8.O padre, antes de tudo, deve amar os pequenos e injustiçados, pois neles podemos contemplar a face do Cristo Crucificado. Não podemos ficar alheios ao dever profético de denunciar com a Palavra de Deus as estruturas de pecado que temos em nossas paróquias. Uma evangelização bem feita, concreta, que na prática transcende a proposta teórica que está no papel de tantos documentos e estudos fecundará os caminhos da esperança da Igreja como nos assinalou o Documento de Aparecida. Como nós estamos evangelizando? Como o senhor, caro se padre, está anunciando o Evangelho e fazendo Jesus acontecer no coração dos fiéis a ti confiados? O caminho para o saneamento de tantas injustiças advinda do pecado passa pela evangelização concreta e coerente que leva as pessoas à experiência pessoal de Deus. O maior excluído do mundo atual é o próprio Deus. Nós, seus ministros, O traímos como Judas quando não importamos em anunciá-lo e torná-lo amado e adorado pelas pessoas de nosso tempo. O padre que não evangeliza e não ensina os leigos a fazê-lo emperra o processo da Redenção Divina. As chagas do mundo precisam ser curadas com as chagas de Cristo. As injustiças decorrem da falta de conversão e aceitação da fé cristã. Onde Cristo se faz conhecido, amado e acolhido. Será que a emergência do neopaganismo que assola o mundo com a busca dos prazeres e com a pseudo cultura do relativismo não nos incomoda? Será que não estamos nos acovardamos ao fugir da responsabilidade de promover a evangelização de maneira coerente e profunda a partir da experiência do Espírito Santo em nós?

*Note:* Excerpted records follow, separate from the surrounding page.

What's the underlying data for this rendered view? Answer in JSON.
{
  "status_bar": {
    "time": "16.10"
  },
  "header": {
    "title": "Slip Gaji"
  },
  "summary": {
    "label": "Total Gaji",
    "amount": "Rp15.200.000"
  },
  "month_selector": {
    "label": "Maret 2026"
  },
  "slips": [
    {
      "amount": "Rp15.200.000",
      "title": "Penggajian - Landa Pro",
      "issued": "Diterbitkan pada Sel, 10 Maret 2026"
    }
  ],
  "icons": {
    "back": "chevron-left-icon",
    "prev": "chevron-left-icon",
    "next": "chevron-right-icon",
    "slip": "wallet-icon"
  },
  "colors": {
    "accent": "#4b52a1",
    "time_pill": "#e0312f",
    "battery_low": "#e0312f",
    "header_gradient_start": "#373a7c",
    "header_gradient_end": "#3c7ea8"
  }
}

9.Dos sacerdotes a Igreja espera a fidelidade, como Cristo o foi ao Pai. Ao renovar as promessas sacerdotais neste dia solene, que o nosso coração seja cada vez mais indiviso. Sejamos discípulos do amor profundo de Jesus. É belo ser padre, é relevante viver este ministério na fidelidade, como Cristo nos testemunhou na sua comunhão de fidelidade ao Pai. O sacerdote integro, respeitável, afetivamente integrado e despojado faz um bem inestimável às almas. Não há uma crise do celibato em nossos dias como vocifera tantos inimigos da Igreja; existe sim, uma crise do humano, uma crise do amor. Viver coerentemente o celibato é viver um carisma, um carisma dado por Deus. O sacerdote, os religiosos e demais celibatários acolhem este carisma que vem do Senhor como estado de vida por amor e para melhor amar e servir.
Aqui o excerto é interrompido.